Thoughts on World Soil Day

In our rush to get a sound bite from Charles Darwin’s lifetime of work, we missed something – we got it wrong, or just heard it wrong. 

STRONGER TOGETHER

By an overwhelming majority, the winners and losers on this planet are not determined by “survival of the fittest” but rather by “survival of those who fit". The difference is profound. The individual success of most creatures living in our world is not based on Confrontation – but on Collaboration. And the worldwide symbiosis between plants and the soil microbiome is the best example of this.


Most of us are oblivious to what’s happening beneath our feet. We can be forgiven for this oversight; after all, it’s dark and damp and chilly down there - it just doesn’t seem that hospitable – right? And yet, an overwhelming number of species (most of the biodiversity on Earth) is content and at home down there; out of sight, in the thin layer of soil beneath your feet!


There are more organisms in a single teaspoon of healthy soil than every person living on Earth today. But what are they all doing down there?


The countless organisms that inhabit healthy soils nurture all plants - and plants are the life-sustaining food for everything else living above grade on this planet – including you and me. The living world we see with our eyes would not (could not) exist without the constant toil of the unseen microbial world below our feet.

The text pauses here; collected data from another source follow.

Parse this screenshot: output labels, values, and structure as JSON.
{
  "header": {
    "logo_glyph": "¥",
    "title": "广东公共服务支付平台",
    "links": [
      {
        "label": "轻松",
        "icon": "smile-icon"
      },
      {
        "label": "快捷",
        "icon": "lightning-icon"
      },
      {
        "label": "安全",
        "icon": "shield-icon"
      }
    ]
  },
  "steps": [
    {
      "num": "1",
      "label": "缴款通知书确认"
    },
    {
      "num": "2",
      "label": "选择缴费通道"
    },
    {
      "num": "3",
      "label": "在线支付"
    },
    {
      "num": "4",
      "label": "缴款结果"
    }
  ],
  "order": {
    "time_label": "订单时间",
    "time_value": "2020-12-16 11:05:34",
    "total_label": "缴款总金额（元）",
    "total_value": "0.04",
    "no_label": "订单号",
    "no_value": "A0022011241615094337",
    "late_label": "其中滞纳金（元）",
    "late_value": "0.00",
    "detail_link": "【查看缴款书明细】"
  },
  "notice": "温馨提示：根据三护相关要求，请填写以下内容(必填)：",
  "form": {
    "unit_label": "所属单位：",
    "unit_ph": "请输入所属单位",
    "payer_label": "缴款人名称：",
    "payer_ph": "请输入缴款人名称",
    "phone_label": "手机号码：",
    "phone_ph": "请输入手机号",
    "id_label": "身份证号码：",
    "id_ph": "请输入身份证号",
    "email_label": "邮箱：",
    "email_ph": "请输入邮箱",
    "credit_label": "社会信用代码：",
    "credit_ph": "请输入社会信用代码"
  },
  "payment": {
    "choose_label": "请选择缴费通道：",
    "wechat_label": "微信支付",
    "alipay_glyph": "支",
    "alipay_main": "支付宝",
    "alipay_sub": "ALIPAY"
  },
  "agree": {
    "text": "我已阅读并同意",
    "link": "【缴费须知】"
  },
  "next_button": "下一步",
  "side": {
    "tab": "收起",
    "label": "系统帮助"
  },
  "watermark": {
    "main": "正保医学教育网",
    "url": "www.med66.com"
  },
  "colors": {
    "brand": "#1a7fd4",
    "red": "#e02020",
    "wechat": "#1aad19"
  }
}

THE CYCLE OF LIFE & THE G.O.A.T SUPERPOWER 

Plants rely on microbes, fungi, and tiny soil fauna to make nutrients, water and soil air available (as required) for their growth, health, and productivity. But where do these helpful soil denizens get their food - what’s in it for them? How are they content to live down there, toiling away in obscurity? The soil microbiome sustains plant life, but what is sustaining the soil microbiome? The answer is beautiful, efficient, sustainable, and elegantly simple; plants feed the soil microbiome, and in return, the microbiome feeds plants And in that process, the thing we call soil is built.


Green plants possess the greatest superpower in the known universe. Plants alone can capture the energy of photons from sunlight and use that never-ending power source to synthesize carbohydrates from carbon dioxide and water. Photosynthesis is the GOAT skill, and plants have been perfecting it for millions of years here on our planet. Every plant (from a rudbeckia to a redwood) produces so much sugar in the chlorophyll in their leaves that there is always more than they need – what do they do with that surplus?

NATURE'S PERFECT PARTNERSHIP

As you and I know, you can’t live on sugar alone – neither can plants. They need more than a dozen macro and micronutrients to build cells, fight-off pathogens, resist environmental stresses, reproduce, and power photosynthesis. Where and how do plants get the nutrients they need (beyond the sugar they make)? If plant roots (as we may have been told) simply extract what they need from the soil – then clearly, at some point, everything they need will be exhausted. That ‘use it up until it’s all gone’ idea doesn’t seem sustainable - doesn't seem natural. There must be more to this, and the surplus sugar plants create is the key.


Here’s the simple solution that Nature has perfected over time. The plumbing in plants has evolved to pump the surplus sugar created in leaves down into the roots via a thin layer of specialized cells just below the bark: the phloem. Via this network of specialized cells, surplus sugar from the leaves is delivered down into the roots, where it is exuded into the soil to feed selected specialist microbes and fungi. And there in the dark, these well-fed microbes go about sourcing (or converting from raw materials) all the macro and micronutrients that their plant benefactors need. A profound, beautiful, and efficient partnership; a symbiosis between solar-powered plants and an army of microbes and fungi (who will never see the sun) sustains all the life on Earth that we see around us daily.

A GRAND COLLABORATION

Using their surplus carbohydrate as currency, plants establish many partnerships in the soil; one of the most essential is the symbiosis with a group of specialized soil explorers called mycorrhizal fungi. At the invitation of the plant, mycorrhiza hook-up to the roots. Supplied with carbohydrate energy from the root, the filaments (hyphae) of mycorrhizal fungi rapidly expand into the soil - creating a living pipeline to and from the root. In exchange for a sugar meal, mycorrhizal fungi deliver the water and nutrients their plant host needs. And unless the soil is disturbed, this partnership will remain permanent.


It makes for compelling Discovery Channel content to watch an apex predator strut and fret his hour upon the stage. But when the dust settles, perhaps it’s wise to consider that none of that drama could play out were it not for the unseen and unheard labours of our world’s majority of inhabitants. Without the Earth’s great and silent soil collaborators, there would be no stage for us to strut or fret upon.


Tread carefully - an entire universe of life silently supports your every step.